Watch or not?: Watch it with your kids.
Aardman Animations and Sony Pictures Animation’s Arthur Christmas begins with Santa Claus and his elves delivering billions of gifts to kids all over the world with clockwork precision. While Santa himself is a bit lost in the proceedings, it’s his eldest son, Steve, who looks after the gargantuan logistics and has a backup plan for everything.
Santa’s youngest son, Arthur, however, is too clumsy to assist his father and brother, and is consigned to the department of letters. Nevertheless, Arthur loves reading the letters children write to Santa, and does his best to keep their hopes high. When Santa returns from his 70th Christmas of delivering presents, Steve expects his father to hand over the reins to him. Instead, Santa announces that he plans to continue on the job. So, when Steve finds out that one of the presents has not been delivered, he dismisses it as an error that can be overlooked, and even convinces Santa. But Arthur is shocked at the thought of a little girl waking up on Christmas morning only to find out that Santa Claus does not love her. He takes it upon himself to deliver the gift to the little girl with the help of Grandsanta and the elf, Bryony (who had discovered the undelivered gift in the first place).
With his eccentric companions – Grandsanta (who has a way of doing things the old way with the reindeers), a map (that shows part of the world as ‘cannibals’) and Bryony (who has a knack of gift-wrapping everything in sight) – Arthur sets out to make this his most memorable Christmas.
Arthur Christmas Review: Script Analysis
Peter Baynham and Sarah Smith have done a wonderful job in making the story very lovable. The characters have their own flaws, yet that’s what makes them even more adorable. The writers have also done a fine job of taking an old Christmas story and giving it a modern twist in the end.
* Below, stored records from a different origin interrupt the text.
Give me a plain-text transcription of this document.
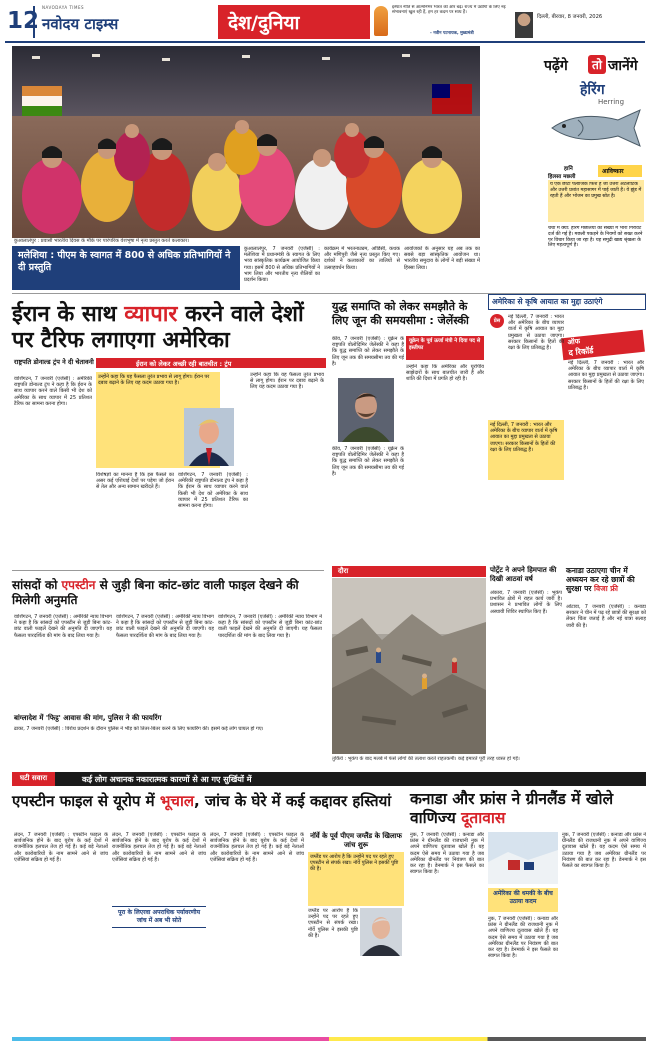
12
NAVODAYA TIMES
नवोदय टाइम्स	देश/दुनिया
इस्पात नीति से आत्मनिर्भर भारत की ओर बढ़ें। राज्य में उद्योगों के लिए नई संभावनाएं खुल रही हैं, हम हर कदम पर साथ हैं।
- नवीन पटनायक, मुख्यमंत्री
दिल्ली, बीरवार, 8 जनवरी, 2026
कुआलालंपुर : प्रवासी भारतीय दिवस के मौके पर पारंपरिक वेशभूषा में नृत्य प्रस्तुत करते कलाकार।
पढ़ेंगे	तो जानेंगे
हेरिंग
Herring
हानि
हिलसा मछली
आविष्कार
ये एक छोटी पेलाजिक फिश है जो उत्तरी अटलांटिक और उत्तरी प्रशांत महासागर में पाई जाती है। ये झुंड में रहती हैं और भोजन का प्रमुख स्रोत है।
चर्चा में क्यों: हेरिंग मछलियों की संख्या में भारी गिरावट दर्ज की गई है। मछली पकड़ने के नियमों को सख्त करने पर विचार किया जा रहा है। यह समुद्री खाद्य श्रृंखला के लिए महत्वपूर्ण है।
मलेशिया : पीएम के स्वागत में 800 से अधिक प्रतिभागियों ने दी प्रस्तुति
कुआलालंपुर, 7 जनवरी (एजेंसी) : मलेशिया में प्रधानमंत्री के स्वागत के लिए भव्य सांस्कृतिक कार्यक्रम आयोजित किया गया। इसमें 800 से अधिक प्रतिभागियों ने भाग लिया और भारतीय नृत्य शैलियों का प्रदर्शन किया।
कार्यक्रम में भरतनाट्यम, ओडिसी, कथक और मणिपुरी जैसे नृत्य प्रस्तुत किए गए। दर्शकों ने कलाकारों का तालियों से उत्साहवर्धन किया।
आयोजकों के अनुसार यह अब तक का सबसे बड़ा सांस्कृतिक आयोजन था। भारतीय समुदाय के लोगों ने बड़ी संख्या में हिस्सा लिया।
ईरान के साथ व्यापार करने वाले देशों पर टैरिफ लगाएगा अमेरिका
राष्ट्रपति डोनाल्ड ट्रंप ने दी चेतावनी	ईरान को लेकर अच्छी रही बातचीत : ट्रंप
वाशिंगटन, 7 जनवरी (एजेंसी) : अमेरिकी राष्ट्रपति डोनाल्ड ट्रंप ने कहा है कि ईरान के साथ व्यापार करने वाले किसी भी देश को अमेरिका के साथ व्यापार में 25 प्रतिशत टैरिफ का सामना करना होगा।
उन्होंने कहा कि यह फैसला तुरंत प्रभाव से लागू होगा। ईरान पर दबाव बढ़ाने के लिए यह कदम उठाया गया है।
विशेषज्ञों का मानना है कि इस फैसले का असर कई एशियाई देशों पर पड़ेगा जो ईरान से तेल और अन्य सामान खरीदते हैं।
वाशिंगटन, 7 जनवरी (एजेंसी) : अमेरिकी राष्ट्रपति डोनाल्ड ट्रंप ने कहा है कि ईरान के साथ व्यापार करने वाले किसी भी देश को अमेरिका के साथ व्यापार में 25 प्रतिशत टैरिफ का सामना करना होगा।
उन्होंने कहा कि यह फैसला तुरंत प्रभाव से लागू होगा। ईरान पर दबाव बढ़ाने के लिए यह कदम उठाया गया है।
युद्ध समाप्ति को लेकर समझौते के लिए जून की समयसीमा : जेलेंस्की
कीव, 7 जनवरी (एजेंसी) : यूक्रेन के राष्ट्रपति वोलोदिमिर जेलेंस्की ने कहा है कि युद्ध समाप्ति को लेकर समझौते के लिए जून तक की समयसीमा तय की गई है।
यूक्रेन के पूर्व ऊर्जा मंत्री ने दिया पद से इस्तीफा
उन्होंने कहा कि अमेरिका और यूरोपीय साझेदारों के साथ बातचीत जारी है और शांति की दिशा में प्रगति हो रही है।
कीव, 7 जनवरी (एजेंसी) : यूक्रेन के राष्ट्रपति वोलोदिमिर जेलेंस्की ने कहा है कि युद्ध समाप्ति को लेकर समझौते के लिए जून तक की समयसीमा तय की गई है।
अमेरिका से कृषि आयात का मुद्दा उठाएंगे
प्रेस
ऑफ
द रिकॉर्ड
नई दिल्ली, 7 जनवरी : भारत और अमेरिका के बीच व्यापार वार्ता में कृषि आयात का मुद्दा प्रमुखता से उठाया जाएगा। सरकार किसानों के हितों की रक्षा के लिए प्रतिबद्ध है।
नई दिल्ली, 7 जनवरी : भारत और अमेरिका के बीच व्यापार वार्ता में कृषि आयात का मुद्दा प्रमुखता से उठाया जाएगा। सरकार किसानों के हितों की रक्षा के लिए प्रतिबद्ध है।
नई दिल्ली, 7 जनवरी : भारत और अमेरिका के बीच व्यापार वार्ता में कृषि आयात का मुद्दा प्रमुखता से उठाया जाएगा। सरकार किसानों के हितों की रक्षा के लिए प्रतिबद्ध है।
सांसदों को एपस्टीन से जुड़ी बिना कांट-छांट वाली फाइल देखने की मिलेगी अनुमति
वाशिंगटन, 7 जनवरी (एजेंसी) : अमेरिकी न्याय विभाग ने कहा है कि सांसदों को एपस्टीन से जुड़ी बिना कांट-छांट वाली फाइलें देखने की अनुमति दी जाएगी। यह फैसला पारदर्शिता की मांग के बाद लिया गया है।
वाशिंगटन, 7 जनवरी (एजेंसी) : अमेरिकी न्याय विभाग ने कहा है कि सांसदों को एपस्टीन से जुड़ी बिना कांट-छांट वाली फाइलें देखने की अनुमति दी जाएगी। यह फैसला पारदर्शिता की मांग के बाद लिया गया है।
वाशिंगटन, 7 जनवरी (एजेंसी) : अमेरिकी न्याय विभाग ने कहा है कि सांसदों को एपस्टीन से जुड़ी बिना कांट-छांट वाली फाइलें देखने की अनुमति दी जाएगी। यह फैसला पारदर्शिता की मांग के बाद लिया गया है।
बांग्लादेश में 'फिट्ठ' आवास की मांग, पुलिस ने की फायरिंग
ढाका, 7 जनवरी (एजेंसी) : विरोध प्रदर्शन के दौरान पुलिस ने भीड़ को तितर-बितर करने के लिए फायरिंग की। इसमें कई लोग घायल हो गए।
दौरा	पोर्ट्रेट ने अपने हिमपात की दिखी आठवां वर्ष
अंकारा, 7 जनवरी (एजेंसी) : भूकंप प्रभावित क्षेत्रों में राहत कार्य जारी है। प्रशासन ने प्रभावित लोगों के लिए अस्थायी शिविर स्थापित किए हैं।
कनाडा उठाएगा चीन में अध्ययन कर रहे छात्रों की सुरक्षा पर विजा फ्री
ओटावा, 7 जनवरी (एजेंसी) : कनाडा सरकार ने चीन में पढ़ रहे छात्रों की सुरक्षा को लेकर चिंता जताई है और नई यात्रा सलाह जारी की है।
तुर्किये : भूकंप के बाद मलबे में फंसे लोगों की तलाश करते राहतकर्मी। कई इमारतें पूरी तरह ध्वस्त हो गईं।
घटी सवारा	कई लोग अचानक नकारात्मक कारणों से आ गए सुर्खियों में
एपस्टीन फाइल से यूरोप में भूचाल, जांच के घेरे में कई कद्दावर हस्तियां
लंदन, 7 जनवरी (एजेंसी) : एपस्टीन फाइल के सार्वजनिक होने के बाद यूरोप के कई देशों में राजनीतिक हलचल तेज हो गई है। कई बड़े नेताओं और कारोबारियों के नाम सामने आने से जांच एजेंसियां सक्रिय हो गई हैं।
लंदन, 7 जनवरी (एजेंसी) : एपस्टीन फाइल के सार्वजनिक होने के बाद यूरोप के कई देशों में राजनीतिक हलचल तेज हो गई है। कई बड़े नेताओं और कारोबारियों के नाम सामने आने से जांच एजेंसियां सक्रिय हो गई हैं।
पूरा के लिएरवा अपराधिक पर्यावरणीय जांच में अब भी सोते
लंदन, 7 जनवरी (एजेंसी) : एपस्टीन फाइल के सार्वजनिक होने के बाद यूरोप के कई देशों में राजनीतिक हलचल तेज हो गई है। कई बड़े नेताओं और कारोबारियों के नाम सामने आने से जांच एजेंसियां सक्रिय हो गई हैं।
नॉर्वे के पूर्व पीएम जग्लैंड के खिलाफ जांच शुरू
जग्लैंड पर आरोप है कि उन्होंने पद पर रहते हुए एपस्टीन से संपर्क रखा। नॉर्वे पुलिस ने इसकी पुष्टि की है।
जग्लैंड पर आरोप है कि उन्होंने पद पर रहते हुए एपस्टीन से संपर्क रखा। नॉर्वे पुलिस ने इसकी पुष्टि की है।
कनाडा और फ्रांस ने ग्रीनलैंड में खोले वाणिज्य दूतावास
नुक, 7 जनवरी (एजेंसी) : कनाडा और फ्रांस ने ग्रीनलैंड की राजधानी नुक में अपने वाणिज्य दूतावास खोले हैं। यह कदम ऐसे समय में उठाया गया है जब अमेरिका ग्रीनलैंड पर नियंत्रण की बात कर रहा है। डेनमार्क ने इस फैसले का स्वागत किया है।
अमेरिका की धमकी के बीच उठाया कदम
नुक, 7 जनवरी (एजेंसी) : कनाडा और फ्रांस ने ग्रीनलैंड की राजधानी नुक में अपने वाणिज्य दूतावास खोले हैं। यह कदम ऐसे समय में उठाया गया है जब अमेरिका ग्रीनलैंड पर नियंत्रण की बात कर रहा है। डेनमार्क ने इस फैसले का स्वागत किया है।
नुक, 7 जनवरी (एजेंसी) : कनाडा और फ्रांस ने ग्रीनलैंड की राजधानी नुक में अपने वाणिज्य दूतावास खोले हैं। यह कदम ऐसे समय में उठाया गया है जब अमेरिका ग्रीनलैंड पर नियंत्रण की बात कर रहा है। डेनमार्क ने इस फैसले का स्वागत किया है।
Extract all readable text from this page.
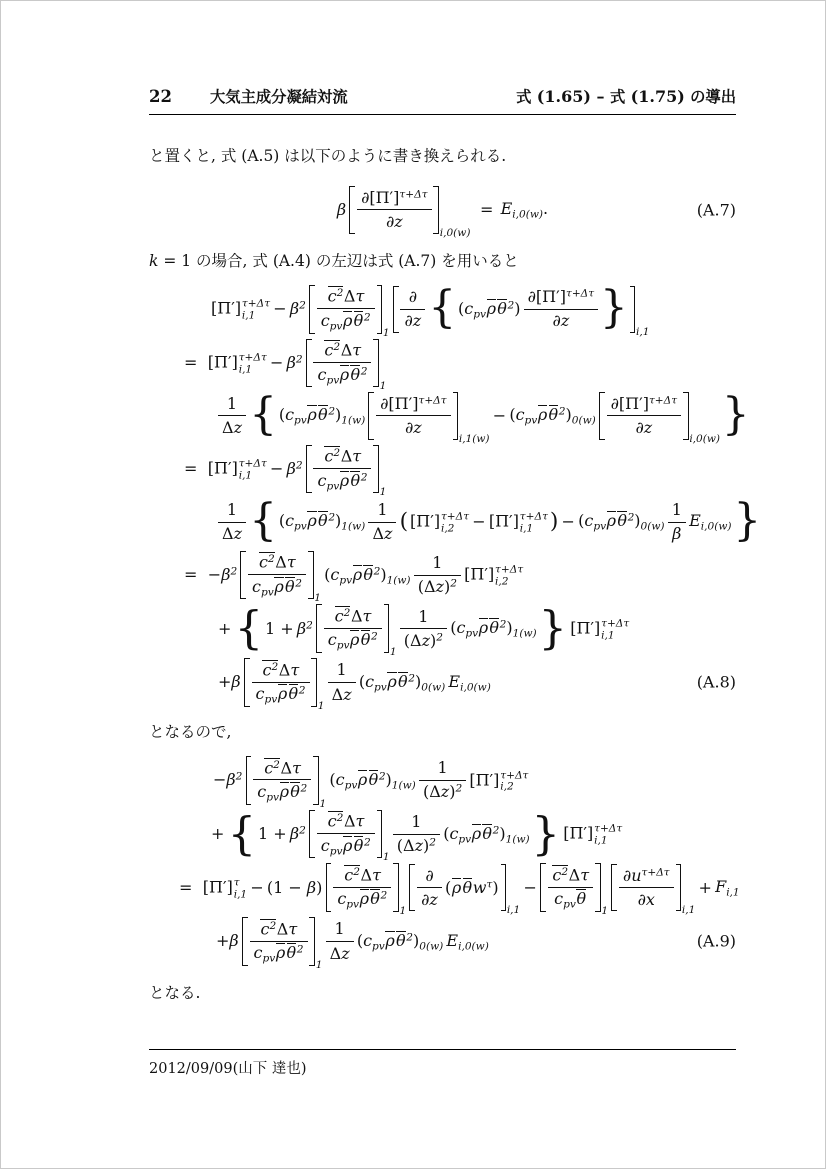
22 大気主成分凝結対流	式 (1.65) – 式 (1.75) の導出

と置くと, 式 (A.5) は以下のように書き換えられる.

β $\frac{\partial[\Pi']^{\tau+\Delta\tau}}{\partial z} i,0(w)$
= $E_{i,0(w)}$.	(A.7)

k = 1 の場合, 式 (A.4) の左辺は式 (A.7) を用いると

[Π′] τ+Δτ
$i,1 - \beta^2 \frac{c^2\Delta\tau}{c_{pv}\rho\theta^2} 1 \frac{\partial}{\partial z}$ { $(c_{pv}\rho\theta^2) \frac{\partial[\Pi']^{\tau+\Delta\tau}}{\partial z}$ } i,1
= [Π′] τ+Δτ
$i,1 - \beta^2 \frac{c^2\Delta\tau}{c_{pv}\rho\theta^2} 1$
$\frac{1}{\Delta z}$ { $(c_{pv}\rho\theta^2)_{1(w)} \frac{\partial[\Pi']^{\tau+\Delta\tau}}{\partial z} i,1(w)$
− $(c_{pv}\rho\theta^2)_{0(w)} \frac{\partial[\Pi']^{\tau+\Delta\tau}}{\partial z} i,0(w)$ }
= [Π′] τ+Δτ
$i,1 - \beta^2 \frac{c^2\Delta\tau}{c_{pv}\rho\theta^2} 1$
$\frac{1}{\Delta z}$ { $(c_{pv}\rho\theta^2)_{1(w)} \frac{1}{\Delta z}$ ( [Π′] τ+Δτ
i,2 − [Π′] τ+Δτ
i,1 ) − $(c_{pv}\rho\theta^2)_{0(w)} \frac{1}{\beta} E_{i,0(w)}$ }
= $-\beta^2 \frac{c^2\Delta\tau}{c_{pv}\rho\theta^2} 1$
$(c_{pv}\rho\theta^2)_{1(w)} \frac{1}{(\Delta z)^2} [\Pi']$ τ+Δτ
i,2
+ { $1 + \beta^2 \frac{c^2\Delta\tau}{c_{pv}\rho\theta^2} 1 \frac{1}{(\Delta z)^2} (c_{pv}\rho\theta^2)_{1(w)}$ } [Π′] τ+Δτ
i,1
$+\beta \frac{c^2\Delta\tau}{c_{pv}\rho\theta^2} 1 \frac{1}{\Delta z} (c_{pv}\rho\theta^2)_{0(w)}$ $E_{i,0(w)}$	(A.8)

となるので,

$-\beta^2 \frac{c^2\Delta\tau}{c_{pv}\rho\theta^2} 1$
$(c_{pv}\rho\theta^2)_{1(w)} \frac{1}{(\Delta z)^2} [\Pi']$ τ+Δτ
i,2
+ { $1 + \beta^2 \frac{c^2\Delta\tau}{c_{pv}\rho\theta^2} 1 \frac{1}{(\Delta z)^2} (c_{pv}\rho\theta^2)_{1(w)}$ } [Π′] τ+Δτ
i,1
= [Π′] τ
$i,1 - (1 - \beta) \frac{c^2\Delta\tau}{c_{pv}\rho\theta^2} 1 \frac{\partial}{\partial z} (\rho\theta w^\tau)$
i,1
− $\frac{c^2\Delta\tau}{c_{pv}\theta} 1 \frac{\partial u^{\tau+\Delta\tau}}{\partial x} i,1$
+ $F_{i,1}$
$+\beta \frac{c^2\Delta\tau}{c_{pv}\rho\theta^2} 1 \frac{1}{\Delta z} (c_{pv}\rho\theta^2)_{0(w)}$ $E_{i,0(w)}$	(A.9)

となる.

2012/09/09(山下 達也)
However, since the drama moves on one track only, the Indian audience will not like the film very much.
Arthur Christmas Review: Voice Performances
James McAvoy is very good as the idealistic young Arthur. Hugh Laurie, as the ambitious son and person-in-charge, Steve, is excellent. As the grumpy Grandsanta, Bill Nighy is brilliant with his quips and rants. Ashley Jensen (Bryony) is memorable as the hyperactive, gift-wrapping elf. Jim Broadbent (Santa Claus) and Imelda Staunton (Santa’s wife) fit their roles very well.
Arthur Christmas Review: Direction & Technical Aspects
Sarah Smith and Barry Cook’s direction is very good. They have utilised every aspect of Santa Claus’ life to the fullest – especially his sleigh ride. Harry Gregson-Williams’ music is appropriate. Cinematography, by Jericca Cleland, is lovely. John Carnochan and James Cooper’s editing is good.
Arthur Christmas Review: The Last Word
Arthur Christmas is a good fare but it makes a delayed appearance in Indian theatres, much after the actual Christmas day. Being an animation fare targeted at kids, it cannot expect to do much at the Indian box-office. Also, its uni-dimensional appeal will tell on the box-office collections.
Arthur Christmas released in India on January 13, 2012.